Photo Credit: Maria Baranova, courtesy of Annie Dorsen
Lily Goldberg talks to the playwright bringing artificial intelligence to the stage.
Annie Dorsen is a theater director working at the intersection of algorithmic art and live performance. Earlier this month, her newest show, Prometheus Firebringer, concluded a two-week run at Brooklyn’s Theatre for a New Audience. In the hybrid performance, Dorsen recited a lecture on artificial intelligence assembled from texts by various authors, while on the other side of the stage, AI-generated Greek masks recited a GPT-3-produced tragedy.
This isn’t Dorsen’s first rodeo with AI. In fact, Dorsen has been experimenting with natural language processing in theatrical settings way before high schoolers started using ChatGPT to write their term papers. In Hello, hi there (2010), Dorsen made two chatbots perform an improvised dialogue inspired by the famous television debate between Michel Foucault and Noam Chomsky. In A Piece of Work (2013), a computer program scrambles Hamlet while an actor performs the output.
However, Prometheus Firebringer was Dorsen’s first piece to engage specifically with generative AI; I spoke with Dorsen about the show and its unique place within her body of work.
Lily Goldberg: For people who are unfamiliar with your work, can you give a brief overview of what you're energized by nowadays, and what you've been working on with this show?
Annie Dorsen: Back in 2009, I started working with very rudimentary AI. That started my interest in computer generated language and whether the theater could be an interesting place to explore the cultural resonance of computer generated text. I did a series of works through the 2010s that were all using pretty simple algorithmic structures—I was thinking a lot about transformation and the relationship between inputs and outputs, and thinking about how human cognition deals with text that has no human author. In 2012, I went to an AI conference in Toronto, where [philosopher and computer scientist] Judea Pearl gave a talk about the “statistical turn” in AI. I thought, eventually I'm going to have to deal with this.
LG: What kind of response have you gotten from people in your community about linking theater and AI?
AD: With Hello, Hi there, I got a lot of puzzled responses. There was one talkback where somebody stood up and said, "Why are you doing this? Theater is about the human!" I think she was very upset at the idea that I would make a theater piece where you're just watching a computer run through a program. That's a part of the theater culture for sure—that it is essentially understood as a humanist endeavor. Though there's been an enormous amount of writing going back to the 1950s about what computer generated language means philosophically and epistemologically, that discourse was not really current for most audience members.
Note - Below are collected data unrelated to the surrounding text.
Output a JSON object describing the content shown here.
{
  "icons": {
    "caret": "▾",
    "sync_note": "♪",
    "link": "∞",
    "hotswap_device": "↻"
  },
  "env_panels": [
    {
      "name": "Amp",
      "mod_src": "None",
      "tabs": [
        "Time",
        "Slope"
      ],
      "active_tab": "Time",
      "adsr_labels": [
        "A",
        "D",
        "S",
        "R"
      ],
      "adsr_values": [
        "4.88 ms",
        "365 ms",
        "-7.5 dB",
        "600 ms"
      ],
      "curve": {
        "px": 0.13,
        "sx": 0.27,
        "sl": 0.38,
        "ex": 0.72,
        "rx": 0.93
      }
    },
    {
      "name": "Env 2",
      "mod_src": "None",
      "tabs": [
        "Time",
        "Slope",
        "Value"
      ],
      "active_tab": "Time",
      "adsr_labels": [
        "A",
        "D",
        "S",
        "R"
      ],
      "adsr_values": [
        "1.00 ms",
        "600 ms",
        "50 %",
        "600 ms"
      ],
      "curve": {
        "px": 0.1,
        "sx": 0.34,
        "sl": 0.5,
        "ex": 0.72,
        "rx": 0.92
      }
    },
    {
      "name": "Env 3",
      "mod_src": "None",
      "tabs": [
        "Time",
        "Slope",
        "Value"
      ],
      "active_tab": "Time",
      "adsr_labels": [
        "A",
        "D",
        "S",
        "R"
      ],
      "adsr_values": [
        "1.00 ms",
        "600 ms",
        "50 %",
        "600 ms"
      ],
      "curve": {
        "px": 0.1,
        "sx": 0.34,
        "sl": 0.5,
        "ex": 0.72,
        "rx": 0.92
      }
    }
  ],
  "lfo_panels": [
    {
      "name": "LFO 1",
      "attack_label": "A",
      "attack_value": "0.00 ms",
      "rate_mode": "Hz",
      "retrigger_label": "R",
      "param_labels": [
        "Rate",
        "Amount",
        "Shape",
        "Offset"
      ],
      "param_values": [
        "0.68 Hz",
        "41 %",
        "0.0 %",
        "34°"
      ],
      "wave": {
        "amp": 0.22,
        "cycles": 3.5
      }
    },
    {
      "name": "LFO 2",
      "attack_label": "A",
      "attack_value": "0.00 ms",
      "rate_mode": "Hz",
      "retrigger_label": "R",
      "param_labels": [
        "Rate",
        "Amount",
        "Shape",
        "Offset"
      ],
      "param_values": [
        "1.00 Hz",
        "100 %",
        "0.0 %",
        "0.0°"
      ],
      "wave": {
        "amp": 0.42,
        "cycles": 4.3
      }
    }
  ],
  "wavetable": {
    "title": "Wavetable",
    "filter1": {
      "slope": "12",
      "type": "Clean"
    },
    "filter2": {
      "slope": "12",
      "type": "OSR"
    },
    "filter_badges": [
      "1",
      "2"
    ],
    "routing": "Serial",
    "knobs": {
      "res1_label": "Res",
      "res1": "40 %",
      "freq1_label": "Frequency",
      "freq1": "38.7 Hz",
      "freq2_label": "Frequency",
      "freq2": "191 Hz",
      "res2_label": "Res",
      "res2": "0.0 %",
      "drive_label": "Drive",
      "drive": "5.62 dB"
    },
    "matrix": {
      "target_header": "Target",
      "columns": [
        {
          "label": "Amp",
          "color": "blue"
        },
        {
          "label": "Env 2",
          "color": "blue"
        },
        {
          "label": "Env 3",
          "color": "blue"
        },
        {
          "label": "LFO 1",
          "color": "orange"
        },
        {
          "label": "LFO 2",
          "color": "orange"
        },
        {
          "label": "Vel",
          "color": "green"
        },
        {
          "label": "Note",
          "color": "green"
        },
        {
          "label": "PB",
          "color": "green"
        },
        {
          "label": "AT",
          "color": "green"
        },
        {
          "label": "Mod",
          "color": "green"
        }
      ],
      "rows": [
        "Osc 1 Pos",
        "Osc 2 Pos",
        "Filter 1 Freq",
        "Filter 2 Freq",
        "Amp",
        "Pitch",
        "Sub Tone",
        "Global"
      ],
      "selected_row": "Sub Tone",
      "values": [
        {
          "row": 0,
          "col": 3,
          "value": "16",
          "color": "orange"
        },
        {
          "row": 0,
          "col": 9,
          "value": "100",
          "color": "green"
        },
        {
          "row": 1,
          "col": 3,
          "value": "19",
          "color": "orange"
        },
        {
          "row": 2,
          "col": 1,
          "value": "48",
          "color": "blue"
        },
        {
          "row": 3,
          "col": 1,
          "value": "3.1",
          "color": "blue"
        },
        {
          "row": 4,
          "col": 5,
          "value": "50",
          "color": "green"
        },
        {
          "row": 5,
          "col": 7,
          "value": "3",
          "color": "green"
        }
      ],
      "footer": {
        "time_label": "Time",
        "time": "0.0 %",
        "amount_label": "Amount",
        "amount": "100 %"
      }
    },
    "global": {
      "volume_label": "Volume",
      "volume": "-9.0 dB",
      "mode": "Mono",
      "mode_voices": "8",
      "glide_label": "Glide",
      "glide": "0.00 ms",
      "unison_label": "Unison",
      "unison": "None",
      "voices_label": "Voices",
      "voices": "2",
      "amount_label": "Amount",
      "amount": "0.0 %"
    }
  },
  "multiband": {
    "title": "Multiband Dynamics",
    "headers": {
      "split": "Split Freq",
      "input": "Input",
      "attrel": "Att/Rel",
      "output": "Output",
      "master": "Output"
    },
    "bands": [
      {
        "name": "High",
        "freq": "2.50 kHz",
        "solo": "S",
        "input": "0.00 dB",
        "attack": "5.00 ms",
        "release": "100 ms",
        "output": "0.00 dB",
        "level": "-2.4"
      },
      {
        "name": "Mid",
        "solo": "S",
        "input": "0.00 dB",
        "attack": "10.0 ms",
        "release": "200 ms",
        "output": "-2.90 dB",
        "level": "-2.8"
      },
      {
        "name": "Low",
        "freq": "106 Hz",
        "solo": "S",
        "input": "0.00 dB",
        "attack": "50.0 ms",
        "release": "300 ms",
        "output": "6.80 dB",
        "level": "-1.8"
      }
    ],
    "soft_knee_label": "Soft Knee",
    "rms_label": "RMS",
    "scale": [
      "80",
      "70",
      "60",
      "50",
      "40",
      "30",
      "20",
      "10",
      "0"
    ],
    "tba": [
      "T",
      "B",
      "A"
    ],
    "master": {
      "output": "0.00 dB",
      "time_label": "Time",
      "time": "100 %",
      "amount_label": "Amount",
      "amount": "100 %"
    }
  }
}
The pieces have gotten more relevant for audiences as the years pass. Once the new class of models was released and exploded in popularity, I had a lot of people saying "Oh, the culture has caught up with what you've been trying to talk about for fifteen years!"
LG: In Prometheus Firebringer, you called AI a "predicting machine.” What’s the role of prediction in mythology and in your work?
AD: In Prometheus Bound [the text on which Prometheus Firebringer is based], prediction is the driver of the whole business. Prometheus has been punished for the theft of fire, but his get out of jail card would be to tell Zeus what Zeus wants to know, which is that in the future, some descendant of Zeus is going to overthrow him. Also, obviously, prediction is at the heart of computational thinking—statistics are nothing more than a way to predict, I suppose. That's about political and economic control.
When we organize an entire kind of epistemological universe around the idea of prediction based on prior patterns, we're doing something very weird, you know? Shoshana Zuboff writes about this pretty directly—you're deciding that the future is going to be like the past. That you can control for anomalies. That's a pretty brutal form of social control when you put it in those terms.